In the end, I was able to wire up a thermostat that functions.

The software was a lot easier. (Code available here.) The basic idea is:
  1. Using a thermistor, read the temperature inside the fridge.
  2. Give a visual indication of the inside temperature: red for temperatures above the desirable range, blue for temperatures below, and green for the Goldilocks zone.
  3. When the temperature is in the red, kick on the relay for the fridge, starting the cooling process.
  4. When the temperature goes into the blue, turn the relay off.
  5. When the temperature is in the green, do nothing.
I got it all rigged up and tested in (and out of) a glass of ice water:

The visual output indicating the temperature is too warm (left), too cold (middle), and just right (center)
With a functioning thermostat, I started installing it in the fridge. As of now, I'm not drilling any holes in the walls, so I taped the thermistor to the inside wall:

Side note: My soldering and wiring was so terrible that every component except the blue LED failed at some point, and I had to re-solder everything. I consider this a lot like writing code: when you're a new programmer, you write terrible code. But the next project is marginally less terrible. Eventually, your code only kind of sucks, and you get to consider yourself a professional.

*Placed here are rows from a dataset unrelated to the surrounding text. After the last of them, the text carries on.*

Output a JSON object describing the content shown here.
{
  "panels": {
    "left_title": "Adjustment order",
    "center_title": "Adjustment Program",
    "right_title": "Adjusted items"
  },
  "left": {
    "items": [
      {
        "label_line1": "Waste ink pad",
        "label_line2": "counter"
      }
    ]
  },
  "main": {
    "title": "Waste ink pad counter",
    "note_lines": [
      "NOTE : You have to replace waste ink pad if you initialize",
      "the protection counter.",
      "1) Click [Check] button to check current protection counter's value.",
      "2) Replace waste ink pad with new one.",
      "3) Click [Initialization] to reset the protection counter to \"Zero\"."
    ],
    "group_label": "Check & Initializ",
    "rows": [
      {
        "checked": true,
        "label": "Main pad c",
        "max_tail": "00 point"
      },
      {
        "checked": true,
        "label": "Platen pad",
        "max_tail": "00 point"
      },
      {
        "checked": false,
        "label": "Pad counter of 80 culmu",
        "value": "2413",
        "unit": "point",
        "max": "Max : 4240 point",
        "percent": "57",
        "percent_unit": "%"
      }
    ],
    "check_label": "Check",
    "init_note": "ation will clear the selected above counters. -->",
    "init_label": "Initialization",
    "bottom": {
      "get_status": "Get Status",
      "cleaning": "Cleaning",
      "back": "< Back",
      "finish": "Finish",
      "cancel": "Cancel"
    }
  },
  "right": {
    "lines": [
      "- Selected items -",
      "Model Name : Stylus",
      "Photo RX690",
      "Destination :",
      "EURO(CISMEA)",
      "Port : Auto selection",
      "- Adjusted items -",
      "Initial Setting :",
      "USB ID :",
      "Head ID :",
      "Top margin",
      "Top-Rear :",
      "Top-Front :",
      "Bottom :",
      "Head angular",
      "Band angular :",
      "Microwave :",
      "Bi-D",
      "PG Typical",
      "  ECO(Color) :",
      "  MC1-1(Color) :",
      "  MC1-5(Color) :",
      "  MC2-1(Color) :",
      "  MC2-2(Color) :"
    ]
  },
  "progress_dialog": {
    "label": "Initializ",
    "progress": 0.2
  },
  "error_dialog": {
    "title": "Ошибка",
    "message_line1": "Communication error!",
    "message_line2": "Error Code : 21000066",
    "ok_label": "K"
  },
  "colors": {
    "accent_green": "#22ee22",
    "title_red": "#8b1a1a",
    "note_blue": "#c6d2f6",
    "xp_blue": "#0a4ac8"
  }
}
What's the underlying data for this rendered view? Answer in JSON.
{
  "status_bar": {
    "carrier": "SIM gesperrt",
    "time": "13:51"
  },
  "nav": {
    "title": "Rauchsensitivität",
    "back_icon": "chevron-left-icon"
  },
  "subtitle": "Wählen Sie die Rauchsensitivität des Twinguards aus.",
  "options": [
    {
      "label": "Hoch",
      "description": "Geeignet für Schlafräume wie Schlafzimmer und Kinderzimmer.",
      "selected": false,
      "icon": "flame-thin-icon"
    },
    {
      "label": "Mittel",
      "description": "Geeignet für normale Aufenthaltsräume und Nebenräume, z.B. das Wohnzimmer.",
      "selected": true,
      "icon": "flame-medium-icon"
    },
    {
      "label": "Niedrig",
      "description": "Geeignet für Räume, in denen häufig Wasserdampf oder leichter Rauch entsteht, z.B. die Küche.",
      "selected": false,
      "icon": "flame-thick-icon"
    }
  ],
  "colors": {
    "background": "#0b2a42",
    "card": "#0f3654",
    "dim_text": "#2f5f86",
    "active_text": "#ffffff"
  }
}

After the installation was more or less stable, I hooked up the laptop and started getting temperature readings. My software polls every five seconds (because more frequently isn't needed, and why not every five?). I opened the serial monitor and started collecting temperature measurements.

After about an hour -- when I was tired enough that I was ready to go to bed -- I copied the serial logs and plotted the temperature. At the time, my code was set to have a desirable range of 36-41°F. At the beginning of the readings, the temperature was roughly 60°. I grabbed the sensor to warm it up slightly, but it pretty quickly cooled down. After hitting the low end of the temperature range, the relay kicked off and the fridge slowly warmed up over the next half hour:

So the thermostat was successful, and next was a trip to Brewhouse Provisions to buy a D-type Sankey keg connector because, as I discovered, the Corney kegs I have are a different connection type. Then off to Four Generals with Reed to buy my keg. (This should have had a picture, but I neglected to do so.) About $92 for a 1/6 barrel (plus deposit, but that's refundable, so I won't count it). And finally, back home to put it all together.

Hooking up all the hoses and fittings was super easy and nothing particularly interesting to document.

My overall list of items and costs are as follows:

Half CO2 tank(?)$8
Arduino Nano$4
Temperature sensor$3
Miscellaneous electronics$1
D-type Sankey keg connector, hose, fittings$67.30
1/6 keg$92

With a little luck, all of the equipment will survive, leaving me with an average cost per pint of about $2.40. A bigger (1/2 barrel) keg will bring this cost down to roughly $1.50/pint.